現在、お荷物は弊社の配送センターに返送されております。
住所を修正・更新いただければ、再配達の手続きを行うことが可能です。
セキュリティ保護の観点から、再配達手続きの際にはご本人名義のクレジットカード情報を入力し、本人確認を実施していただく必要があります。
住所を更新する(詐欺サイトへのリンク)
詐欺メールの見分け方
① 送信元メールアドレスが公式と無関係
ヤマト運輸の公式ドメインはkuronekoyamato.co.jp などです。
今回の例ではhebomeiye[.]com
となっており、正規のヤマト運輸(配送会社)が使用することは通常ありません。
② クレジットカード情報の入力を求めてくる
ヤマト運輸が、住所修正や再配達のためにクレジットカード番号を入力させることは通常ありません。

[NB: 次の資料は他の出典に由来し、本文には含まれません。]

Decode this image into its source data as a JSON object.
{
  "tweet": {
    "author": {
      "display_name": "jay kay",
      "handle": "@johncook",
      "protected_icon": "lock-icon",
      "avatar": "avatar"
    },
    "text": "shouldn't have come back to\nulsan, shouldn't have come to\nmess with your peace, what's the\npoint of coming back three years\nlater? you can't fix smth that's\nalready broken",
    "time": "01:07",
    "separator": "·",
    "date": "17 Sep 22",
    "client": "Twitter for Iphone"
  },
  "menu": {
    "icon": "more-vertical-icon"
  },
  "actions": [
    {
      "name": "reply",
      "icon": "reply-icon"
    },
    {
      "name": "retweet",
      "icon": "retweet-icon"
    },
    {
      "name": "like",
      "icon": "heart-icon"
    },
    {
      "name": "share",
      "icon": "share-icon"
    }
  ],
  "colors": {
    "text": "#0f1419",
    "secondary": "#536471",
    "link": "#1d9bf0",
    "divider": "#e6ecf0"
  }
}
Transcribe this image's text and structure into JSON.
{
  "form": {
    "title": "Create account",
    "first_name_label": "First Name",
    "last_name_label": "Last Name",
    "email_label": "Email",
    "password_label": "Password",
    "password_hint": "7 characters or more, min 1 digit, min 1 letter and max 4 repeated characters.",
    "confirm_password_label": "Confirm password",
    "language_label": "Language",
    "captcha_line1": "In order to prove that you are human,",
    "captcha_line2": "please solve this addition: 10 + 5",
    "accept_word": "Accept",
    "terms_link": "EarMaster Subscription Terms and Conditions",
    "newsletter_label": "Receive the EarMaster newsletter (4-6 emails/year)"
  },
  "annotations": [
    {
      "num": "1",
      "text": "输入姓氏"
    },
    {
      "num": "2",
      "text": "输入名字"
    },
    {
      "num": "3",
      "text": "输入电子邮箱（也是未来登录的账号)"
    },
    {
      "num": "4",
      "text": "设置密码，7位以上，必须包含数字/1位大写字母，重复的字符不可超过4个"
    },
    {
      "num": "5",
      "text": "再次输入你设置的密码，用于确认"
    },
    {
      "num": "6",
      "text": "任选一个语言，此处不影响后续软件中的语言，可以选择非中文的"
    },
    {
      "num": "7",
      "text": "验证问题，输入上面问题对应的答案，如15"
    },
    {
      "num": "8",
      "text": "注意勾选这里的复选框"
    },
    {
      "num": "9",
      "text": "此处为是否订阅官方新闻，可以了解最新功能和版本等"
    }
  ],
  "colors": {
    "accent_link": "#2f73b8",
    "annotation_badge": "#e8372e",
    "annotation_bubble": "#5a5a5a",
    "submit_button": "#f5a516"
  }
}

本人確認を理由にカード情報を求める場合、詐欺を疑うべきです。
③ 誘導先URLが公式サイトではない
リンク先例(無害化済み)
hxxps://u54289213[.]ct[.]sendgrid[.]net/ls/click?・・・
公式サイトとは無関係な長いURLへ誘導するのは、フィッシング詐欺でよく見られる手口です。
もしメールが届いたら
- リンクはクリックしない
- メールは削除する
- 本当に荷物があるか不安な場合は、
ヤマト運輸の公式ウェブサイトやアプリから直接確認する
※メール内のリンクからアクセスしないことが重要です。
万が一、情報を入力してしまった場合
- すぐにカード会社へ連絡
- カード停止・再発行の相談
- 不正利用がないか明細を確認
被害が疑われる場合は、消費者ホットライン(188)や警察相談窓口(#9110)への相談も検討してください。
まとめ
今回のメールは、
ヤマト運輸を装ったフィッシング詐欺の可能性が極めて高い事例です。
- メールアドレスのドメイン
- カード情報要求
- URLの不自然さ
この3点を確認するだけでも、詐欺かどうか判断しやすくなります。
少しでも不審に感じたら、まずは検索・公式サイト確認を行いましょう。
よくある質問(FAQ)
Q. 本当にヤマト運輸からメールが届くことはありますか?
A. 公式ドメインからの通知や、クロネコメンバーズの設定に基づく案内はあります。ただし、カード番号の入力を求めることは通常ありません。
Q. 開封しただけでウイルス感染しますか?
A. 通常は開封しただけで感染する可能性は低いですが、リンクをクリックすると危険性が高まります。
Q. SMSでも同じ手口はありますか?
A. 可能性はあります。様々な内容で、URL付きメッセージなどが届きます。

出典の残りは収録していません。